そんな彼は、掟が認める「普通の集団」から落ちこぼれまいと、本心を抑えて生きているのでした。調和を重んじて柔和な笑みを浮かべ、掟が振りまく幸せの種を喜ぶフリまでしました。その掟こそが灰色の元凶だと叫ぶ本心には、頑なに目を背けて。
(一覧に戻る)
3. 灰にまみれ
掟の教えに従って生きれば、確かに波のない日々を享受できます。しかし一方で、彼の本心はその安定はまやかしだと叫びます。彼は長い間、掟に従おうとする賢明な心と、それに逆らおうとする愚かな本心という、二つの心の板挟みになってきたのでした。
ただ最近の彼は、自分にとっての掟の価値について考えるようになりました。結局のところ、どんなに掟に従順に生きても、その旅路はどこかで果てを迎えるのです。それは、掟もまた、唯一絶対ではなく限界あるものである証左ではありませんか。
思えば彼にも、かつて憧れた夢があったはず。しかし、掟に取り込まれ、心を灰色に溶かすうち、いつしか彼はその夢を描くのを止めてしまいました。心の片隅に放置されたその夢は、灰を被って横たわっています。このままで、いいのでしょうか。
(一覧に戻る)
4. TRABANT
二つの心の板挟みとなっていた彼も、ついに旅立ちの決意を固めました。今はまだ時期尚早ですが、時が来たならば、彼は昔からの相棒「TRABANT」に乗って、掟の外へ飛び出すのです。欺瞞で汚れてしまった昔の相棒も、間違いなく喜ぶでしょう。
そのとき彼は、十分な筋書きもない、憧れだけの愚かな夢の続きを見るのです。推敲に満ちた掟の枠を飛び出し、心の衝動に身を委ねるのです。そして彼は、掟が馬鹿にする愚かな欠片を拾い集めて、掟の論理で覆われてしまった夢を復元するのです。

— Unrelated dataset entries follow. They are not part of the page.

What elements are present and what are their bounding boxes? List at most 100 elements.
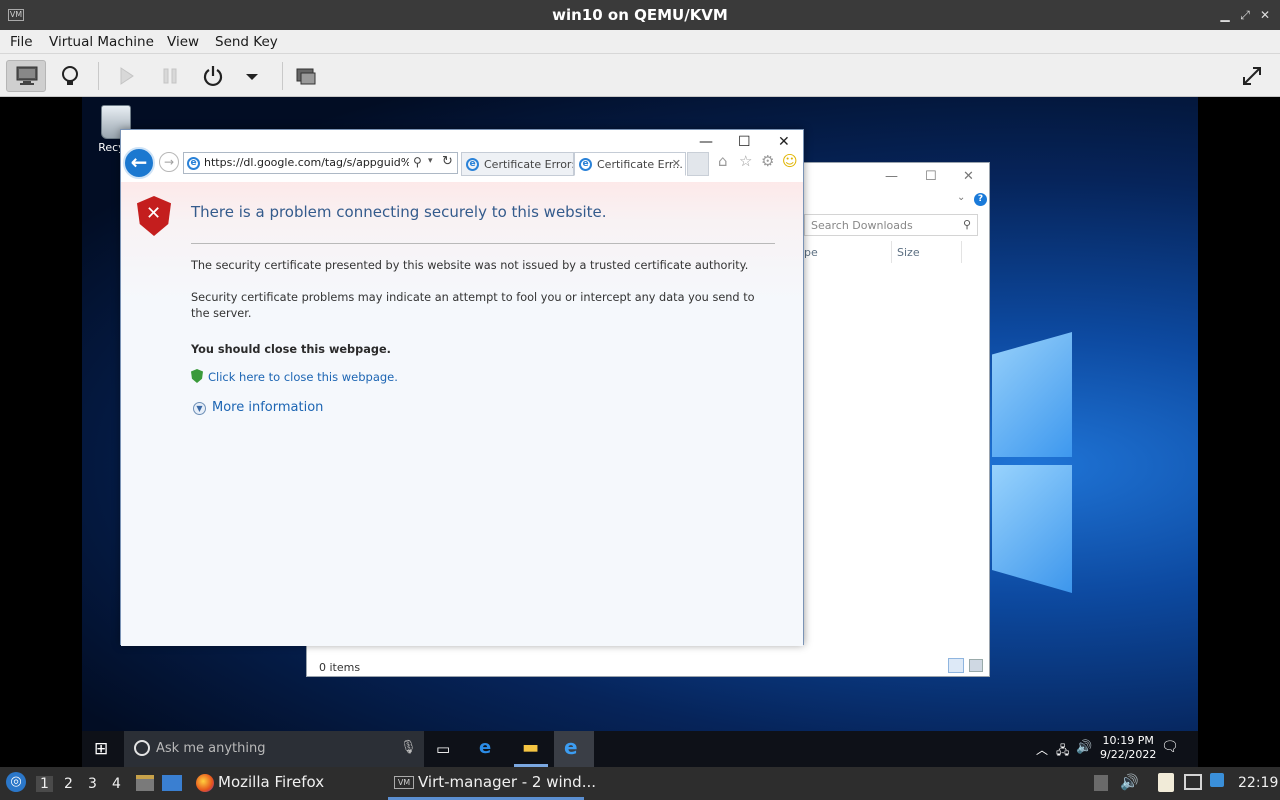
explorer-maximize-icon[interactable]: ☐ <box>925 169 937 184</box>
address-bar[interactable]: e https://dl.google.com/tag/s/appguid%3D… <box>183 152 458 174</box>
ie-minimize-icon[interactable]: — <box>699 134 713 150</box>
pause-icon <box>163 68 177 84</box>
expand-chevron-icon[interactable]: ▼ <box>193 402 206 415</box>
ie-page-icon: e <box>187 157 200 170</box>
help-icon[interactable]: ? <box>974 193 987 206</box>
favorites-star-icon[interactable]: ☆ <box>739 152 752 170</box>
details-view-icon[interactable] <box>948 658 964 673</box>
volume-icon[interactable]: 🔊 <box>1120 773 1139 791</box>
close-webpage-link-row[interactable]: Click here to close this webpage. <box>191 369 398 384</box>
power-button[interactable] <box>193 60 233 92</box>
edge-icon[interactable]: e <box>479 737 491 758</box>
settings-gear-icon[interactable]: ⚙ <box>761 152 774 170</box>
internet-explorer-icon[interactable]: e <box>564 735 578 759</box>
workspace-3[interactable]: 3 <box>88 776 97 792</box>
back-button[interactable]: ← <box>123 147 155 179</box>
monitor-tray-icon[interactable] <box>1184 774 1202 790</box>
windows-taskbar: ⊞ Ask me anything 🎙 ▭ e ▬ e ︿ 🖧 🔊 10:19 … <box>82 731 1198 767</box>
menu-view[interactable]: View <box>167 34 199 50</box>
close-webpage-link[interactable]: Click here to close this webpage. <box>208 370 398 384</box>
address-url[interactable]: https://dl.google.com/tag/s/appguid%3D%7 <box>204 156 409 169</box>
console-button[interactable] <box>6 60 46 92</box>
vm-display[interactable]: Recycl — ☐ ✕ ⌄ ? Search Downloads ⚲ pe S… <box>0 97 1280 767</box>
home-icon[interactable]: ⌂ <box>718 152 728 170</box>
chevron-down-icon[interactable]: ⌄ <box>957 192 965 203</box>
dropdown-arrow-icon[interactable]: ▾ <box>428 156 433 166</box>
windows-start-icon[interactable]: ⊞ <box>94 739 108 759</box>
microphone-icon[interactable]: 🎙 <box>400 740 417 755</box>
more-information-label[interactable]: More information <box>212 400 323 415</box>
fullscreen-button[interactable] <box>1232 60 1272 92</box>
tab-certificate-error-1[interactable]: e Certificate Error: ... <box>461 152 574 176</box>
error-description: The security certificate presented by th… <box>191 259 749 272</box>
window-title: win10 on QEMU/KVM <box>552 6 728 24</box>
search-icon[interactable]: ⚲ <box>413 155 422 169</box>
task-firefox[interactable]: Mozilla Firefox <box>218 773 324 791</box>
run-button[interactable] <box>106 60 146 92</box>
host-clock[interactable]: 22:19 <box>1238 775 1278 791</box>
menu-virtual-machine[interactable]: Virtual Machine <box>49 34 154 50</box>
ie-maximize-icon[interactable]: ☐ <box>738 134 751 150</box>
minimize-icon[interactable]: ▁ <box>1218 8 1232 22</box>
pause-button[interactable] <box>150 60 190 92</box>
internet-explorer-window[interactable]: — ☐ ✕ ← → e https://dl.google.com/tag/s/… <box>120 129 804 646</box>
close-icon[interactable]: ✕ <box>1258 8 1272 22</box>
large-icons-view-icon[interactable] <box>969 659 983 672</box>
clipboard-icon[interactable] <box>1158 773 1174 792</box>
item-count-status: 0 items <box>319 661 361 674</box>
workspace-1[interactable]: 1 <box>36 776 53 792</box>
eject-icon[interactable] <box>1094 775 1108 791</box>
refresh-icon[interactable]: ↻ <box>442 154 453 169</box>
details-button[interactable] <box>50 60 90 92</box>
toolbar <box>0 54 1280 97</box>
menubar: File Virtual Machine View Send Key <box>0 30 1280 54</box>
forward-button[interactable]: → <box>159 152 179 172</box>
more-information-toggle[interactable]: ▼ More information <box>193 400 323 415</box>
maximize-icon[interactable]: ⤢ <box>1238 8 1252 22</box>
menu-send-key[interactable]: Send Key <box>215 34 278 50</box>
tab-certificate-error-2[interactable]: e Certificate Err... ✕ <box>574 152 686 176</box>
ie-close-icon[interactable]: ✕ <box>778 134 790 150</box>
updates-icon[interactable] <box>1210 773 1224 787</box>
ie-topbar: — ☐ ✕ ← → e https://dl.google.com/tag/s/… <box>121 130 803 182</box>
workspace-2[interactable]: 2 <box>64 776 73 792</box>
guest-clock[interactable]: 10:19 PM 9/22/2022 <box>1100 734 1156 762</box>
screenshot-icon <box>296 68 316 85</box>
snapshot-button[interactable] <box>286 60 326 92</box>
task-view-icon[interactable]: ▭ <box>436 740 450 758</box>
play-icon <box>120 67 134 85</box>
explorer-close-icon[interactable]: ✕ <box>963 169 974 184</box>
app-menu-icon[interactable]: ◎ <box>6 772 26 792</box>
windows-logo-pane <box>992 332 1072 457</box>
search-downloads-input[interactable]: Search Downloads ⚲ <box>804 214 978 236</box>
tray-chevron-up-icon[interactable]: ︿ <box>1036 741 1048 758</box>
new-tab-button[interactable] <box>687 152 709 176</box>
desktop-launcher-icon[interactable] <box>162 775 182 791</box>
host-panel: ◎ 1 2 3 4 Mozilla Firefox VM Virt-manage… <box>0 767 1280 800</box>
guest-desktop[interactable]: Recycl — ☐ ✕ ⌄ ? Search Downloads ⚲ pe S… <box>82 97 1198 767</box>
search-icon: ⚲ <box>962 218 971 231</box>
divider <box>191 243 775 244</box>
explorer-minimize-icon[interactable]: — <box>885 169 898 184</box>
workspace-4[interactable]: 4 <box>112 776 121 792</box>
volume-icon[interactable]: 🔊 <box>1076 740 1092 755</box>
network-icon[interactable]: 🖧 <box>1056 741 1069 762</box>
feedback-smiley-icon[interactable]: ☺ <box>782 152 798 170</box>
power-icon <box>203 66 223 87</box>
error-warning: Security certificate problems may indica… <box>191 291 755 320</box>
power-menu-button[interactable] <box>232 60 272 92</box>
monitor-icon <box>16 66 38 85</box>
notifications-icon[interactable]: 🗨 <box>1161 739 1179 755</box>
cortana-search-box[interactable]: Ask me anything 🎙 <box>124 731 424 767</box>
host-titlebar: VM win10 on QEMU/KVM ▁ ⤢ ✕ <box>0 0 1280 30</box>
column-size-header[interactable]: Size <box>897 246 920 259</box>
lightbulb-icon <box>62 66 78 85</box>
tab-close-icon[interactable]: ✕ <box>672 157 681 170</box>
ie-tab-icon: e <box>466 158 479 171</box>
task-virt-manager[interactable]: Virt-manager - 2 wind... <box>418 773 596 791</box>
cortana-circle-icon <box>134 740 150 756</box>
column-type-header[interactable]: pe <box>804 246 818 259</box>
file-manager-launcher-icon[interactable] <box>136 775 154 791</box>
menu-file[interactable]: File <box>10 34 33 50</box>
file-explorer-icon[interactable]: ▬ <box>522 737 539 758</box>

彼が望む旅は、愚かな自分に戻る旅。掟の世界で拾い上げたものは殆ど必要ないでしょう。そう、単純な憧れさえあれば、十分なのです。憧れを胸に、彼は今日も旅立ちの機が熟するのを待っています。掟の泥を落として、自分自身に帰る日を。
(一覧に戻る)
さいごに
群れから離れる描写は、後年の名曲「ヤマブキ」にも通じるものがありますね。群れから、掟から離れるということは、スピッツの楽曲で繰り返し描かれるテーマなのです。つまりは、自分らしく生きることを応援することが、スピッツのコアなのです!